3. Surrender Your Policy

When you surrender your policy, you cancel your coverage and take the surrender value of the policy. The surrender value of a permanent life insurance policy is generally less than the value in your cash account because the insurer typically charges a surrender fee. Surrender fees can be high if you've only had the policy for a short time but generally decrease over time.

Pros:

  • No restrictions on use of funds
  • Potentially large sum of money

Cons:

  • Funds may be taxed if you receive more than you paid into the policy
  • No payout for your beneficiaries after your death

4. Apply the Cash Value to Your Premium

Instead of taking money out to cover expenses, you may be able to use the cash value of your policy to pay for part or all of your premiums, freeing up space in your budget for other expenses.

Pros:

  • Allows you to keep coverage in place if you're strapped for cash
  • Reduces your monthly expenses

Cons:

  • Cash value may not be available for other expenses
  • Policy may lapse if all funds are used

Alternatives to Cashing Out Life Insurance

Rather than siphoning the cash value of a life insurance policy, consider the following alternatives, which can give you quick access to cash without jeopardizing your coverage.

  • Personal loan: Personal loans can provide cash for just about anything and they often have lower interest rates than credit cards—especially if you have good credit. Before applying, check your credit scores to get an idea of the rates and terms you may qualify for, and review your finances to ensure you can afford the monthly payments.
  • 0% intro APR credit card: Credit cards with a 0% APR introductory offer can help you avoid paying interest altogether if you pay off your balance before the promotional period expires.
  • Credit card cash advance: A cash advance is an expensive loan from your credit card issuer that comes with fees and interest rates that are higher than the card's standard rate. Cash advances can also decrease your credit scores by increasing your credit utilization ratio and probably aren't your best bet if you qualify for other options.
  • Home equity loan: Tapping into the equity you've built in your home may help you get a lower interest rate than a personal loan or credit card since your home is collateral. The downside is that you're putting your home at risk if you can't make your payments.

Frequently Asked Questions

  • Whether you can borrow from your life insurance depends on the type of coverage you have. Permanent life insurance typically has a cash value component you can borrow against if the balance is large enough.

  • Life insurance withdrawals aren't usually taxable if you withdraw less than you paid in. However, if you withdraw more than you paid into the policy, you may be required to pay taxes.

  • Yes. If you cash out or surrender your life insurance policy, the provider generally charges a surrender fee. Fees tend to be higher if you've only had your policy for a short time and typically decrease over time.

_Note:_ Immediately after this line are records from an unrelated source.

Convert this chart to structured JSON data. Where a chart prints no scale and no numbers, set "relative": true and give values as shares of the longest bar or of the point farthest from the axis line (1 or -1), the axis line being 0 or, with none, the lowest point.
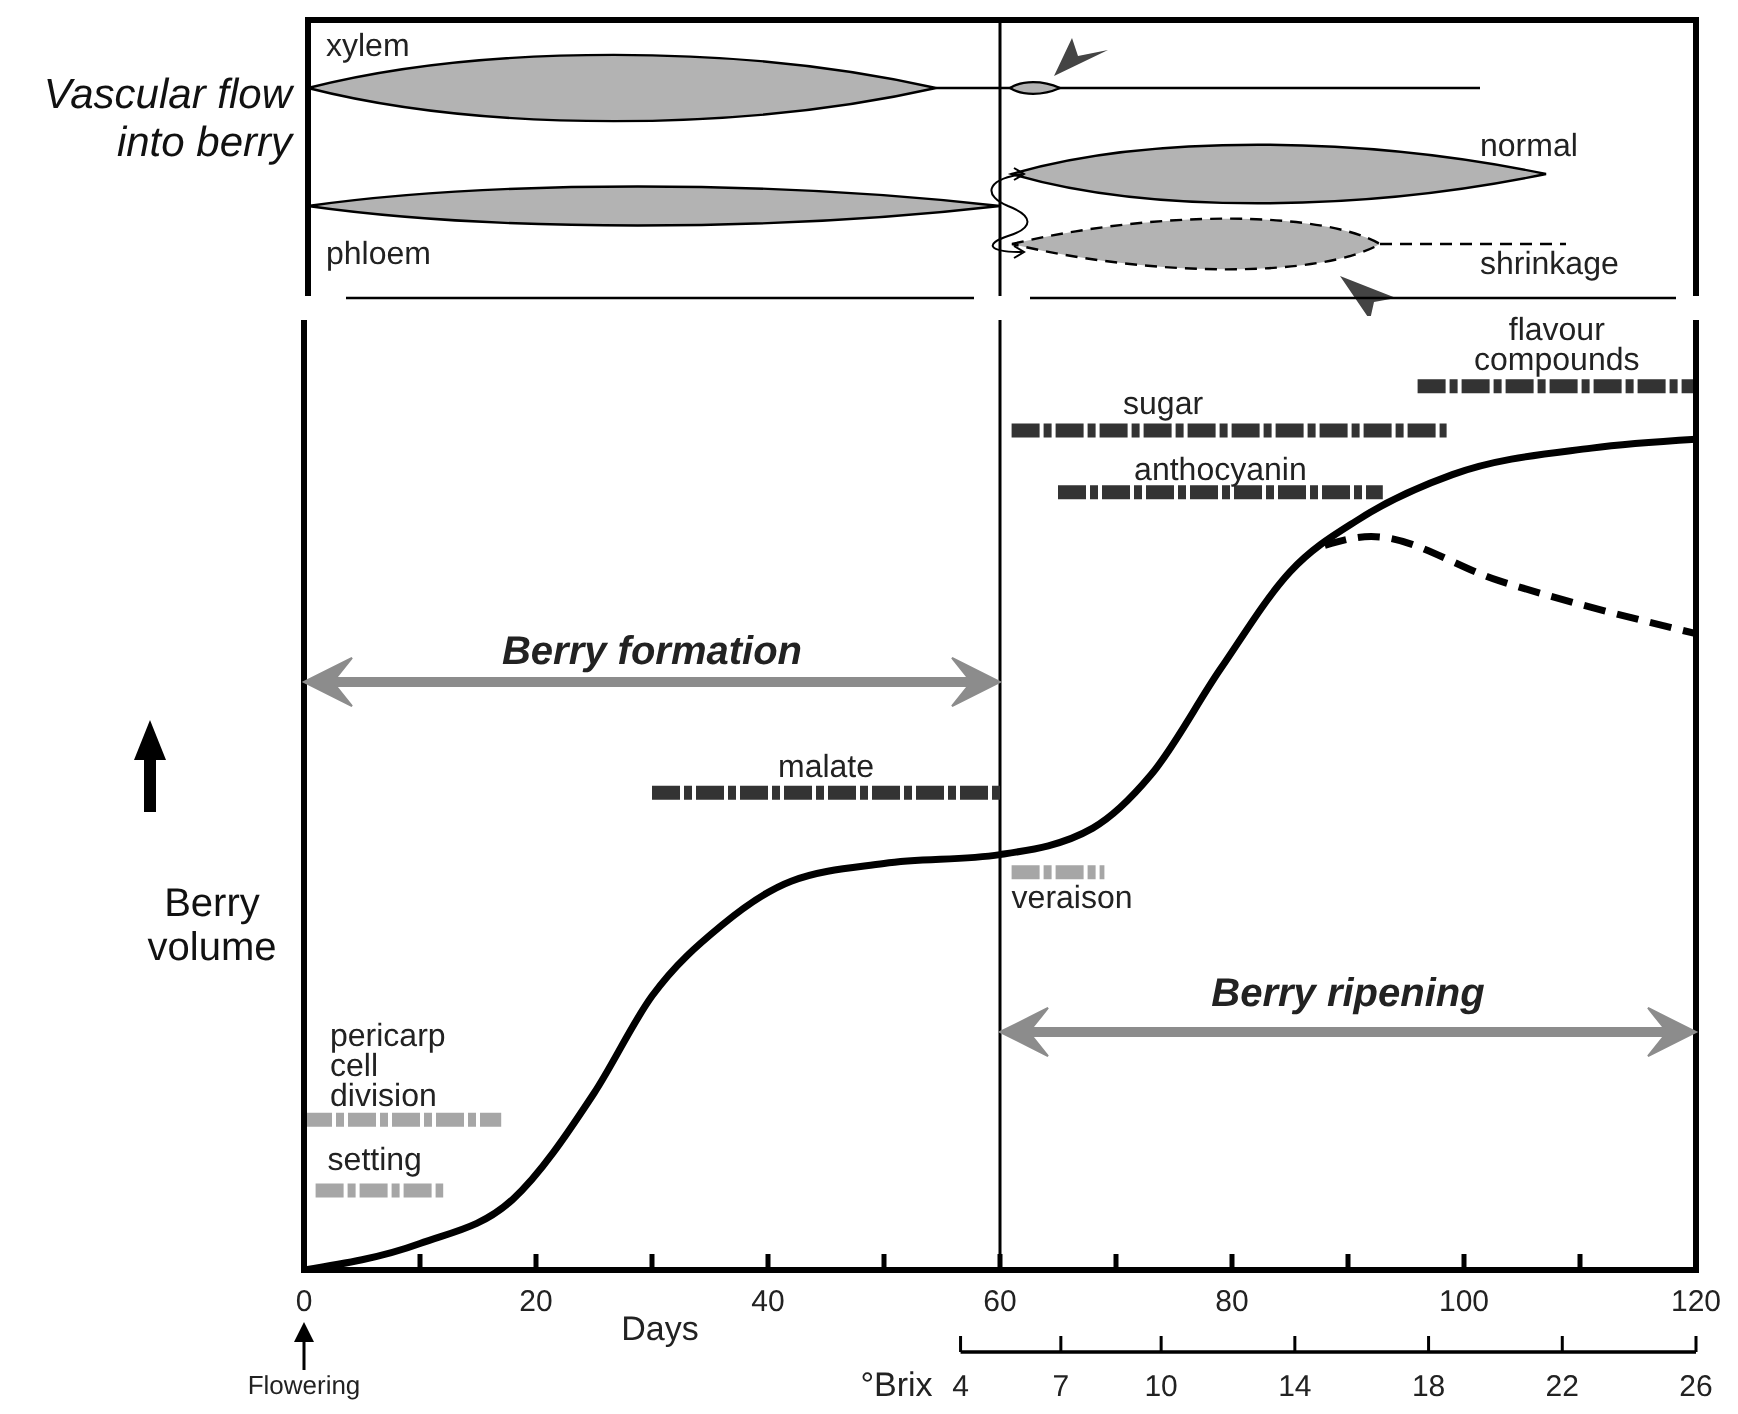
{
  "chart_data": [
    {
      "type": "other",
      "ylabel": "Vascular flow into berry",
      "annotations": [
        "xylem",
        "phloem",
        "normal",
        "shrinkage"
      ]
    },
    {
      "type": "line",
      "relative": true,
      "xlabel": "Days",
      "ylabel": "Berry volume",
      "xlim": [
        0,
        120
      ],
      "xticks": [
        0,
        {
          "value": 10,
          "label": null
        },
        20,
        {
          "value": 30,
          "label": null
        },
        40,
        {
          "value": 50,
          "label": null
        },
        60,
        {
          "value": 70,
          "label": null
        },
        80,
        {
          "value": 90,
          "label": null
        },
        100,
        {
          "value": 110,
          "label": null
        },
        120
      ],
      "x2label": "°Brix",
      "x2lim": [
        4,
        26
      ],
      "x2ticks": [
        4,
        7,
        10,
        14,
        18,
        22,
        26
      ],
      "ref_lines": [
        {
          "axis": "x",
          "value": 60
        }
      ],
      "annotations": [
        "Flowering",
        "Berry formation",
        "Berry ripening"
      ],
      "series": [
        {
          "color": "#000000",
          "x": [
            0,
            10,
            18,
            25,
            30,
            36,
            42,
            50,
            60,
            68,
            73,
            79,
            85,
            91,
            99,
            111,
            120
          ],
          "values": [
            0,
            0.03,
            0.08,
            0.2,
            0.31,
            0.39,
            0.44,
            0.46,
            0.47,
            0.5,
            0.56,
            0.68,
            0.79,
            0.85,
            0.9,
            0.93,
            0.94
          ]
        },
        {
          "color": "#000000",
          "line_style": "dashed",
          "x": [
            88,
            92,
            103,
            120
          ],
          "values": [
            0.82,
            0.83,
            0.78,
            0.72
          ]
        },
        {
          "name": "malate",
          "color": "#333333",
          "line_style": "dashed",
          "x": [
            30,
            60
          ],
          "values": [
            0.54,
            0.54
          ]
        },
        {
          "name": "veraison",
          "color": "#a6a6a6",
          "line_style": "dashed",
          "x": [
            61,
            69
          ],
          "values": [
            0.45,
            0.45
          ]
        },
        {
          "name": "sugar",
          "color": "#333333",
          "line_style": "dashed",
          "x": [
            61,
            98.5
          ],
          "values": [
            0.95,
            0.95
          ]
        },
        {
          "name": "anthocyanin",
          "color": "#333333",
          "line_style": "dashed",
          "x": [
            65,
            93
          ],
          "values": [
            0.88,
            0.88
          ]
        },
        {
          "name": "flavour compounds",
          "color": "#333333",
          "line_style": "dashed",
          "x": [
            96,
            120
          ],
          "values": [
            1,
            1
          ]
        },
        {
          "name": "pericarp cell division",
          "color": "#a6a6a6",
          "line_style": "dashed",
          "x": [
            0,
            17
          ],
          "values": [
            0.17,
            0.17
          ]
        },
        {
          "name": "setting",
          "color": "#a6a6a6",
          "line_style": "dashed",
          "x": [
            1,
            12
          ],
          "values": [
            0.09,
            0.09
          ]
        }
      ]
    }
  ]
}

  • You can typically withdraw up to the amount you've paid into your policy. If you want to withdraw the full amount, you will need to surrender your policy, and you'll no longer have life insurance coverage. You could also make a partial withdrawal, which allows you to maintain your life insurance coverage but decreases the death benefit your beneficiaries receive.

  • Withdrawing or borrowing money from your life insurance policy may be a good option if you're in a pinch and need cash for an emergency, but it's probably not a good idea for nonessential spending. Before deciding whether to tap into your policy's cash value or choose another method to get extra cash, consider the pros and cons of each option and evaluate how it may affect your financial future.

The Bottom Line

You can withdraw money from a permanent life insurance policy, but not a term life insurance policy. If you're in need of quick cash, there may be better alternatives to explore that won't put your loved ones' financial health at risk once you're gone.